Monday, March 17, 2014

Group using prison labor tries to influence mandatory minimum bill

A group that uses prison labor to make money has appeared on lobby disclosure forms reviewed by Republic Report. Prison labor companies are attempting to influence a bill to reduce mandatory minimum sentencing .
The group is called the Correctional Vendors Association, an organization that represents companies that use prison labor to produce everything from furniture to clothing goods. CVA has spent $240,000 on lobbying over the past year, and forms show the organization is interested in shaping the outcome of the Justice Safety Valve Act, or S.619, a bill proposed Senators Patrick Leahy (D-VT) and Rand Paul (R-KY) to allow judges to impose a sentence below the mandatory minimum in certain drug-related cases.
The prison labor group, which is managed and represented by a lobbying firm called the Leonard Group, has refused to answer multiple e-mails and phone calls from Republic Report which has attempted to reach the Leonard Group for comment since early January.
The Republic Report e-mailed every major group working to pass the Justice Safety Valve Act, and no one could tell us what the Correctional Vendors Association is up to.

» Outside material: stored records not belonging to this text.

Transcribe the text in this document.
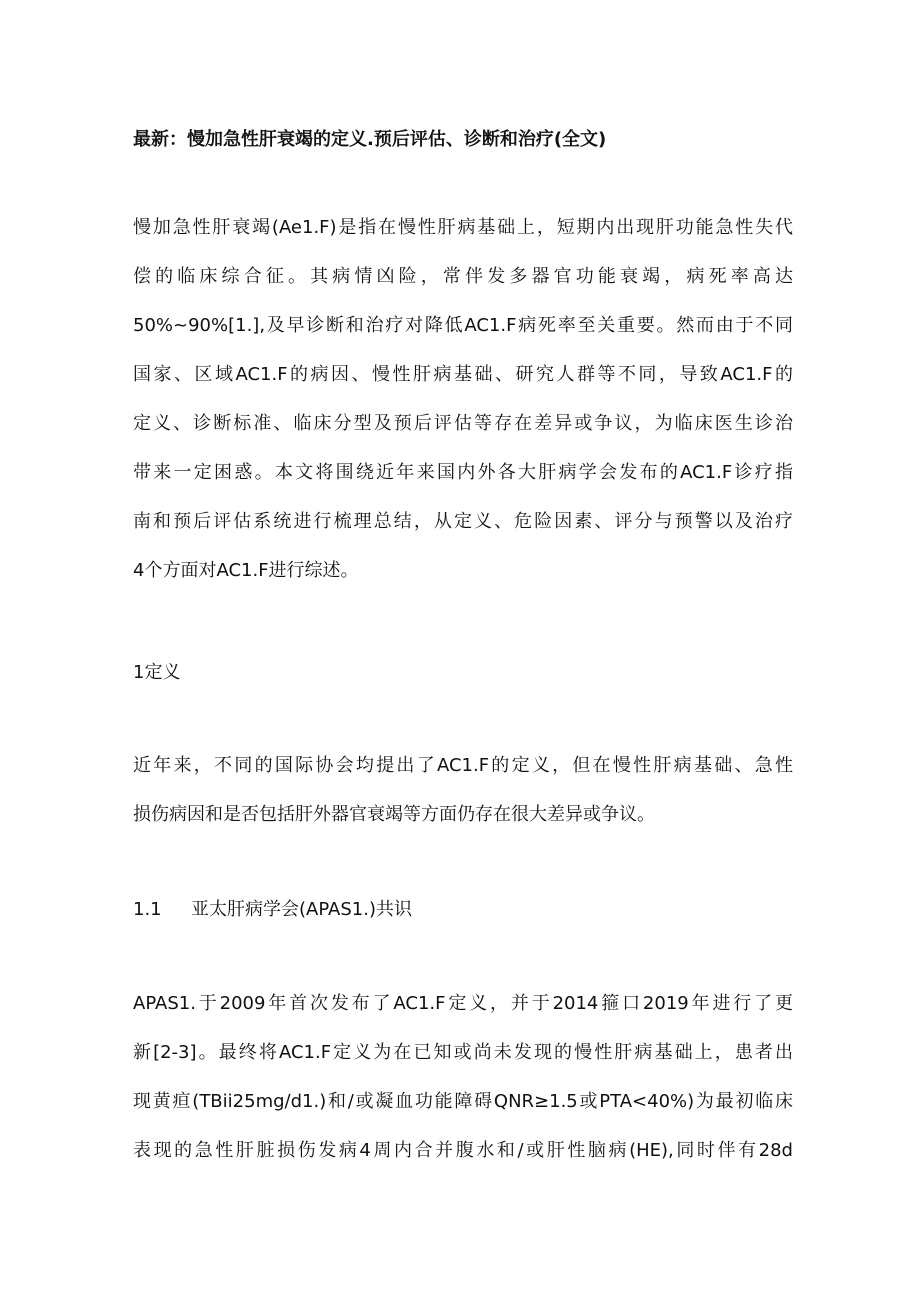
最新：慢加急性肝衰竭的定义.预后评估、诊断和治疗(全文)
慢加急性肝衰竭(Ae1.F)是指在慢性肝病基础上，短期内出现肝功能急性失代
偿的临床综合征。其病情凶险，常伴发多器官功能衰竭，病死率高达
50%~90%[1.],及早诊断和治疗对降低AC1.F病死率至关重要。然而由于不同
国家、区域AC1.F的病因、慢性肝病基础、研究人群等不同，导致AC1.F的
定义、诊断标准、临床分型及预后评估等存在差异或争议，为临床医生诊治
带来一定困惑。本文将围绕近年来国内外各大肝病学会发布的AC1.F诊疗指
南和预后评估系统进行梳理总结，从定义、危险因素、评分与预警以及治疗
4个方面对AC1.F进行综述。
1定义
近年来，不同的国际协会均提出了AC1.F的定义，但在慢性肝病基础、急性
损伤病因和是否包括肝外器官衰竭等方面仍存在很大差异或争议。
1.1 亚太肝病学会(APAS1.)共识
APAS1.于2009年首次发布了AC1.F定义，并于2014箍口2019年进行了更
新[2-3]。最终将AC1.F定义为在已知或尚未发现的慢性肝病基础上，患者出
现黄疸(TBii25mg∕d1.)和/或凝血功能障碍QNR≥1.5或PTA<40%)为最初临床
表现的急性肝脏损伤发病4周内合并腹水和/或肝性脑病(HE),同时伴有28d
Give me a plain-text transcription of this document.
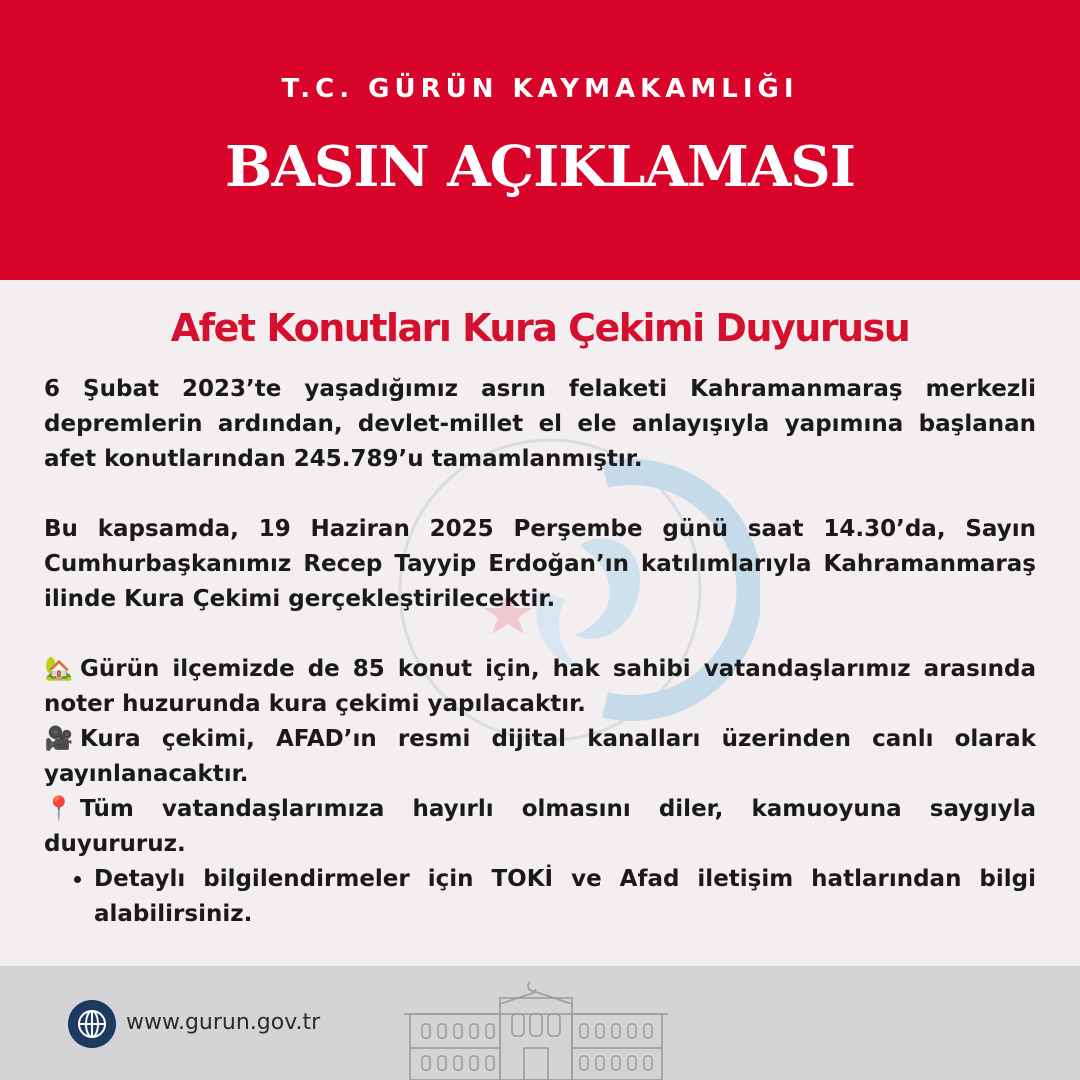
T.C. GÜRÜN KAYMAKAMLIĞI
BASIN AÇIKLAMASI
Afet Konutları Kura Çekimi Duyurusu

6 Şubat 2023’te yaşadığımız asrın felaketi Kahramanmaraş merkezli depremlerin ardından, devlet-millet el ele anlayışıyla yapımına başlanan afet konutlarından 245.789’u tamamlanmıştır.

Bu kapsamda, 19 Haziran 2025 Perşembe günü saat 14.30’da, Sayın Cumhurbaşkanımız Recep Tayyip Erdoğan’ın katılımlarıyla Kahramanmaraş ilinde Kura Çekimi gerçekleştirilecektir.

🏡 Gürün ilçemizde de 85 konut için, hak sahibi vatandaşlarımız arasında noter huzurunda kura çekimi yapılacaktır.

🎥 Kura çekimi, AFAD’ın resmi dijital kanalları üzerinden canlı olarak yayınlanacaktır.

📍 Tüm vatandaşlarımıza hayırlı olmasını diler, kamuoyuna saygıyla duyururuz.

• Detaylı bilgilendirmeler için TOKİ ve Afad iletişim hatlarından bilgi alabilirsiniz.
www.gurun.gov.tr
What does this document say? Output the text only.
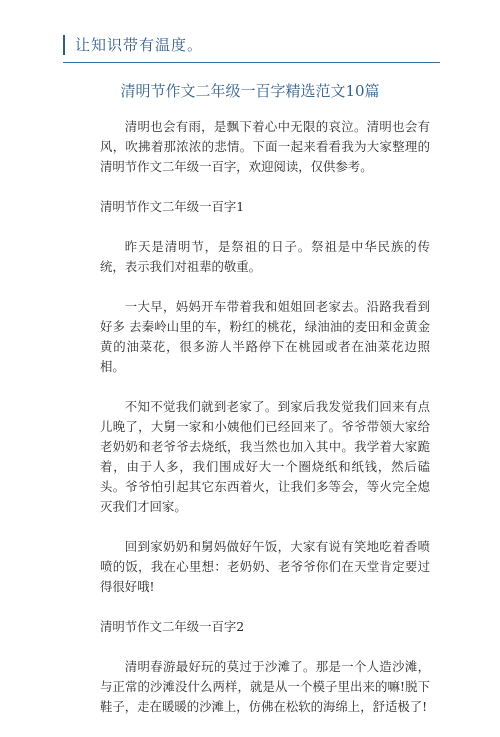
让知识带有温度。
清明节作文二年级一百字精选范文10篇

清明也会有雨，是飘下着心中无限的哀泣。清明也会有风，吹拂着那浓浓的悲情。下面一起来看看我为大家整理的清明节作文二年级一百字，欢迎阅读，仅供参考。

清明节作文二年级一百字1

昨天是清明节，是祭祖的日子。祭祖是中华民族的传统，表示我们对祖辈的敬重。

一大早，妈妈开车带着我和姐姐回老家去。沿路我看到好多 去秦岭山里的车，粉红的桃花，绿油油的麦田和金黄金黄的油菜花，很多游人半路停下在桃园或者在油菜花边照相。

不知不觉我们就到老家了。到家后我发觉我们回来有点儿晚了，大舅一家和小姨他们已经回来了。爷爷带领大家给老奶奶和老爷爷去烧纸，我当然也加入其中。我学着大家跪着，由于人多，我们围成好大一个圈烧纸和纸钱，然后磕头。爷爷怕引起其它东西着火，让我们多等会，等火完全熄灭我们才回家。

回到家奶奶和舅妈做好午饭，大家有说有笑地吃着香喷喷的饭，我在心里想：老奶奶、老爷爷你们在天堂肯定要过得很好哦!

清明节作文二年级一百字2

清明春游最好玩的莫过于沙滩了。那是一个人造沙滩，与正常的沙滩没什么两样，就是从一个模子里出来的嘛!脱下鞋子，走在暖暖的沙滩上，仿佛在松软的海绵上，舒适极了!
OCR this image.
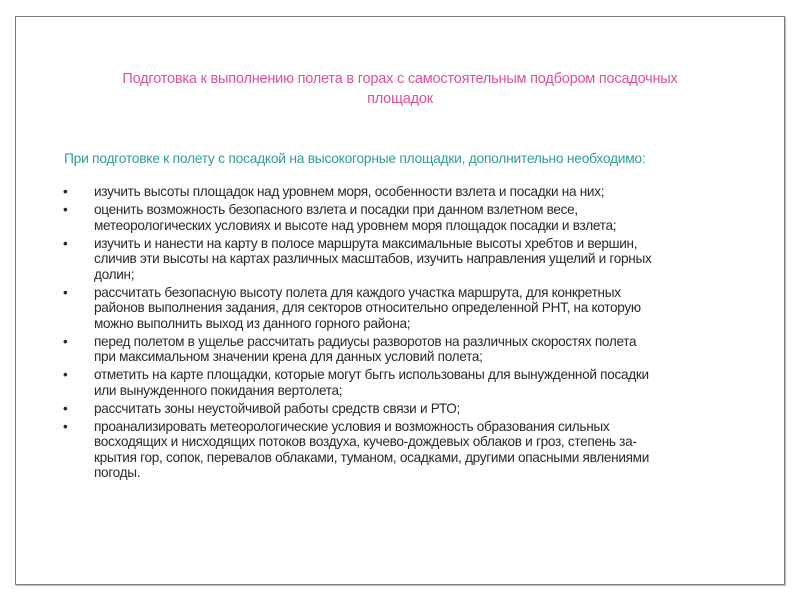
Подготовка к выполнению полета в горах с самостоятельным подбором посадочных
площадок
При подготовке к полету с посадкой на высокогорные площадки, дополнительно необходимо:
• изучить высоты площадок над уровнем моря, особенности взлета и посадки на них;
• оценить возможность безопасного взлета и посадки при данном взлетном весе,
метеорологических условиях и высоте над уровнем моря площадок посадки и взлета;
• изучить и нанести на карту в полосе маршрута максимальные высоты хребтов и вершин,
сличив эти высоты на картах различных масштабов, изучить направления ущелий и горных
долин;
• рассчитать безопасную высоту полета для каждого участка маршрута, для конкретных
районов выполнения задания, для секторов относительно определенной РНТ, на которую
можно выполнить выход из данного горного района;
• перед полетом в ущелье рассчитать радиусы разворотов на различных скоростях полета
при максимальном значении крена для данных условий полета;
• отметить на карте площадки, которые могут бьггь использованы для вынужденной посадки
или вынужденного покидания вертолета;
• рассчитать зоны неустойчивой работы средств связи и РТО;
• проанализировать метеорологические условия и возможность образования сильных
восходящих и нисходящих потоков воздуха, кучево-дождевых облаков и гроз, степень за-
крытия гор, сопок, перевалов облаками, туманом, осадками, другими опасными явлениями
погоды.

“I don’t know its position, and I don’t know who they’ve been lobbying,” says Molly Gill, a lobbyist for Families Against Mandatory Minimums, when asked about the efforts of the Correctional Vendors Association.
“Our government affairs counsel doesn’t recall running across these folks,” says Larry Akey of the Constitution Project.
Other groups working on mandatory minimum reform were similarly puzzled. “I do not know,” says Bill Piper of the Drug Policy Alliance. “Interesting that they would be lobbying on this though.”
“I don’t, Lee, but I bet we can both guess,” replied Thomas Sussman of the American Bar Association.